Competing Risks Analysis of Kidney Transplant Waitlist Outcomes: Two Important Statistical Perspectives

Abstract

Modern competing risks analysis has 2 primary goals in clinical epidemiology as follows: (i) to maximize the clinician's knowledge of etiologic associations existing between potential predictor variables and various cause-specific outcomes via cause-specific hazard models, and (ii) to maximize the clinician's knowledge of noteworthy differences existing in cause-specific patient risk via cause-specific subdistribution hazard models (cumulative incidence functions [CIFs]). A perfect application exists in analyzing the following 4 distinct outcomes after listing for a deceased donor kidney transplant (DDKT): (i) receiving a DDKT, (ii) receiving a living donor kidney transplant (LDKT), (iii) waitlist removal due to patient mortality or a deteriorating medical condition, and (iv) waitlist removal due to other reasons. It is important to realize that obtaining a complete understanding of subdistribution hazard ratios (HRs) is simply not possible without first having knowledge of the multivariable relationships existing between the potential predictor variables and the cause-specific hazards (perspective #1), because the cause-specific hazards form the "building blocks" of CIFs. In addition, though we believe that a worthy and practical alternative to estimating the median waiting-time-to DDKT is to ask, "what is the conditional probability of the patient receiving a DDKT, given that he or she would not previously experience one of the competing events (known as the cause-specific conditional failure probability)," only an appropriate estimator of this conditional type of cumulative incidence should be used (perspective #2). One suggested estimator, the well-known "one minus Kaplan-Meier" approach (censoring competing events), simply does not represent any probability in the presence of competing risks and will almost always produce biased estimates (thus, it should never be used).
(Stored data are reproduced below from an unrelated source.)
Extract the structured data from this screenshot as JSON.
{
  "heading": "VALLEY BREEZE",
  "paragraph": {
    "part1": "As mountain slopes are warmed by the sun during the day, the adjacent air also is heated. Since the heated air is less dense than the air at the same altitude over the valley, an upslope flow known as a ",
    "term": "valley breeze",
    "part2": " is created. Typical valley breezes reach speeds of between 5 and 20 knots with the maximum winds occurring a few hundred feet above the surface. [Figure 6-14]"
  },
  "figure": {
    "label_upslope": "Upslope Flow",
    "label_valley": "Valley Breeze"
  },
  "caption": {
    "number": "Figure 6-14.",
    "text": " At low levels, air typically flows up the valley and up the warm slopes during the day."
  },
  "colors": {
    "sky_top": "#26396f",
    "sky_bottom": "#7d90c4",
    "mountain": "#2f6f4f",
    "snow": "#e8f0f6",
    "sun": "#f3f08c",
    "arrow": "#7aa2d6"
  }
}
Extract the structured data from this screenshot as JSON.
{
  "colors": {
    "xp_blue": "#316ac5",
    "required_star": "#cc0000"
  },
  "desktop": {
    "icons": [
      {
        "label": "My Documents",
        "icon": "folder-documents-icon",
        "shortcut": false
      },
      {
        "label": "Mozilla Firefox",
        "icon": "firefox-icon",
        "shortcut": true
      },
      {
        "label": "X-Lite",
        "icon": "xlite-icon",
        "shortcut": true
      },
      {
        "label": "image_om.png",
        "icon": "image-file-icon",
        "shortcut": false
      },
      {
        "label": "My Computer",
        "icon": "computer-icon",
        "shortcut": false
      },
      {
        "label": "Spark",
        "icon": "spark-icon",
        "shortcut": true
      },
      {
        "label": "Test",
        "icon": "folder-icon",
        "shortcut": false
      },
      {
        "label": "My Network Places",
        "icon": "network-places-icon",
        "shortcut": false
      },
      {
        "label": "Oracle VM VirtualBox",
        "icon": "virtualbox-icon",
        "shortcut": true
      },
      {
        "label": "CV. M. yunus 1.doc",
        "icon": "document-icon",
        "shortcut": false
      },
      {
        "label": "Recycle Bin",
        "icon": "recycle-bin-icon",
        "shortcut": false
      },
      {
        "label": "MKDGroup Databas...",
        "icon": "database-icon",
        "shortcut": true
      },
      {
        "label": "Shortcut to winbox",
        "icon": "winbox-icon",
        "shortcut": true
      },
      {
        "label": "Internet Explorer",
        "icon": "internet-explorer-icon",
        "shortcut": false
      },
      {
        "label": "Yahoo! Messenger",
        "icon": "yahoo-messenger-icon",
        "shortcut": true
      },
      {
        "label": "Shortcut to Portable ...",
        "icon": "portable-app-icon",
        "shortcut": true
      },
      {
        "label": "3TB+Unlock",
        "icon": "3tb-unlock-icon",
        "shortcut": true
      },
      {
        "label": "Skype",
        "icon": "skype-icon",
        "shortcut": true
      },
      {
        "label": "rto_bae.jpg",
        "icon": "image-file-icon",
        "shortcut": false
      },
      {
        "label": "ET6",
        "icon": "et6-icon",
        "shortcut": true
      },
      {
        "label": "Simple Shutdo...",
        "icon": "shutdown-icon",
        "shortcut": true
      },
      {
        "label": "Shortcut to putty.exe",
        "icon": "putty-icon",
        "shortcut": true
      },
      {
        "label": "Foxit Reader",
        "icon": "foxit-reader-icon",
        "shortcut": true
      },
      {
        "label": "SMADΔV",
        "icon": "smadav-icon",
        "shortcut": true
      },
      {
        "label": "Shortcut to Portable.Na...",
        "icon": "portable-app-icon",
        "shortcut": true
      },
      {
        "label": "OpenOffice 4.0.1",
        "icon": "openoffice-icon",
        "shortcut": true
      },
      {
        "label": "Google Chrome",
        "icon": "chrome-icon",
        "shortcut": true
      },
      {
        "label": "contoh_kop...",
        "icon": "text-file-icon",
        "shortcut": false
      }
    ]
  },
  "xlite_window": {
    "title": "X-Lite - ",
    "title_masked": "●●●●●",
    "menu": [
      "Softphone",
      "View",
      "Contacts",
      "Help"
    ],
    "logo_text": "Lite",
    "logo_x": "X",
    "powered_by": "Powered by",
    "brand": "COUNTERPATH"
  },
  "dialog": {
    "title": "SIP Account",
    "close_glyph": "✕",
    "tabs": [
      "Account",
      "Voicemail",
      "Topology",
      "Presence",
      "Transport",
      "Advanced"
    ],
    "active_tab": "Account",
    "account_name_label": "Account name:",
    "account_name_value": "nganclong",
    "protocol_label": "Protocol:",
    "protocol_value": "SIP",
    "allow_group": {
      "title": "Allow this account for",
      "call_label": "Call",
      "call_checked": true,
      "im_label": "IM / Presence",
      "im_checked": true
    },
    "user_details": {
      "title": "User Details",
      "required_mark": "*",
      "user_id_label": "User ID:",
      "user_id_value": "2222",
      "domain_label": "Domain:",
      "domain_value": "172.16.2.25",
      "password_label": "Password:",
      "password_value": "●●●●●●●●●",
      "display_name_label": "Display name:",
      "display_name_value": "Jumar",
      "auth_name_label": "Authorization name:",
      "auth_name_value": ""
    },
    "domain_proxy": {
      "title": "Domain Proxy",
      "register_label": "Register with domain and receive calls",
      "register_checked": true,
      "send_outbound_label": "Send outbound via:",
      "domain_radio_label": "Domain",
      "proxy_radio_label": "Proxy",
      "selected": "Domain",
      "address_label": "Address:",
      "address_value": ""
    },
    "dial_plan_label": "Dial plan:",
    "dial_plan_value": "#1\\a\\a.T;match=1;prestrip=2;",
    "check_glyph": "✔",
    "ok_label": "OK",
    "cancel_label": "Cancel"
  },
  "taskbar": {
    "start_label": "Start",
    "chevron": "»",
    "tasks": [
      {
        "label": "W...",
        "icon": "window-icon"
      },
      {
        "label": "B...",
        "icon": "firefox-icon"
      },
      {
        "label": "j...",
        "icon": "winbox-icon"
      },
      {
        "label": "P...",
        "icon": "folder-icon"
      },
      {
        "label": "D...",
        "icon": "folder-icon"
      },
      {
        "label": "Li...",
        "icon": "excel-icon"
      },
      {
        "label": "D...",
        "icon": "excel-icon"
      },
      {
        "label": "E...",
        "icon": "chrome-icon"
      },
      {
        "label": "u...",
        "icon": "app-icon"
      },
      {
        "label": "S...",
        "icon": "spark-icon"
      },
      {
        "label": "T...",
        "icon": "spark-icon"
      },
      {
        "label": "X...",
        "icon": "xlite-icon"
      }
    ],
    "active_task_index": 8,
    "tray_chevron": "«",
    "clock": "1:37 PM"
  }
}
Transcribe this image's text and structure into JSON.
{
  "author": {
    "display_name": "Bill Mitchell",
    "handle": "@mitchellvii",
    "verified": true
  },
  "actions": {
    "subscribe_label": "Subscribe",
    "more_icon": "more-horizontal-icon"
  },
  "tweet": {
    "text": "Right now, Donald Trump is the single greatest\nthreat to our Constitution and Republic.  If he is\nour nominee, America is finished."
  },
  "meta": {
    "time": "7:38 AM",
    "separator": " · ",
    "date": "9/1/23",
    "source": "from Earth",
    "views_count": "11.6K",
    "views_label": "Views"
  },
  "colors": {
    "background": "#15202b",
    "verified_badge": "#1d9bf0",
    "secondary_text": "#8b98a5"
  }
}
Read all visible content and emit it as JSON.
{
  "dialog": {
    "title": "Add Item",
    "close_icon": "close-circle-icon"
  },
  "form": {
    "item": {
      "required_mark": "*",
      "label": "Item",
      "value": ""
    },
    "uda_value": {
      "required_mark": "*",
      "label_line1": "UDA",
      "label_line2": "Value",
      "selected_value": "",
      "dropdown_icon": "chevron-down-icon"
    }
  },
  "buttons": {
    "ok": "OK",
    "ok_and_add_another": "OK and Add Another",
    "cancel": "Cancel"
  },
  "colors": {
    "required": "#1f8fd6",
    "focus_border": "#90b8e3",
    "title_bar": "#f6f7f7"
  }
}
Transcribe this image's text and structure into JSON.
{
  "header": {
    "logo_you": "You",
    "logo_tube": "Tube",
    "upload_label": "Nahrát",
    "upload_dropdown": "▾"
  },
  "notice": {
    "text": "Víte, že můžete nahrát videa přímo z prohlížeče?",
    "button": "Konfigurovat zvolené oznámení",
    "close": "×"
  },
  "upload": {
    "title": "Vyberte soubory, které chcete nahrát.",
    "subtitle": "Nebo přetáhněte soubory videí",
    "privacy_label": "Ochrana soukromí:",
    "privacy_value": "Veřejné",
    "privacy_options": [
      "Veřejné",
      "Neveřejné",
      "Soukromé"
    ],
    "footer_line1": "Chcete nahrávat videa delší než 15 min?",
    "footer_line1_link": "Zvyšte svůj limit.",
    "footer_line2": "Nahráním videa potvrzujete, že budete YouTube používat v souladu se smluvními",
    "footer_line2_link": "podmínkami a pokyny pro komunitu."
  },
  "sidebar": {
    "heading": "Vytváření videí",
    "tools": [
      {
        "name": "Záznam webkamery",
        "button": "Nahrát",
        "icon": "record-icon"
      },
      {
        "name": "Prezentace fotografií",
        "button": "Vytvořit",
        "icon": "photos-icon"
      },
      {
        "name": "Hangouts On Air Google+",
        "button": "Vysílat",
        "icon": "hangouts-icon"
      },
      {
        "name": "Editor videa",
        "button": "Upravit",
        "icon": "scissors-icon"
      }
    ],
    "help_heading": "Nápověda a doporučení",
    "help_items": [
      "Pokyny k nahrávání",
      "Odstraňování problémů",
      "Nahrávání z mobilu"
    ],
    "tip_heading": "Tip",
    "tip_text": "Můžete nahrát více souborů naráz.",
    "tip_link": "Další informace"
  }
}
Keywords: cause-specific hazard rates; cause-specific waiting time-to-event distributions following kidney transplant waitlisting; conditional cumulative incidence; cumulative incidence; modern competing risks analysis.

Figure 1

(a) Nonparametric cause-specific cumulative incidence curves for the whole cohort in Stewart et al. (based on “eyeballed” annual values from their Supplementary Figure S2). (b) Proper nonparametric cause-specific conditional cumulative incidence curves for the whole cohort in Stewart et al. CIF, cumulative incidence function; DDKT, deceased donor kidney transplant; LDKT, living donor kidney transplant.

Figure 2

(a) Nonparametric cause-specific Kaplan-Meier curves for the whole cohort in Hart et al. (based on “eyeballed” annual values from their Figure 1a). (b) Nonparametric cause-specific cumulative incidence curves for the whole cohort in Hart et al. (based on “eyeballed” annual values from their Figure 1b). (c) Nonparametric cause-specific 1 − Kaplan-Meier curves for the whole cohort in Hart et al. (d) Nonparametric cause-specific conditional cumulative incidence curves for the whole cohort in Hart et al. (e) Nonparametric cause-specific cumulative hazard curves for the whole cohort in Hart et al. CIF, cumulative incidence function; DDKT, deceased donor kidney transplant; LDKT, living donor kidney transplant.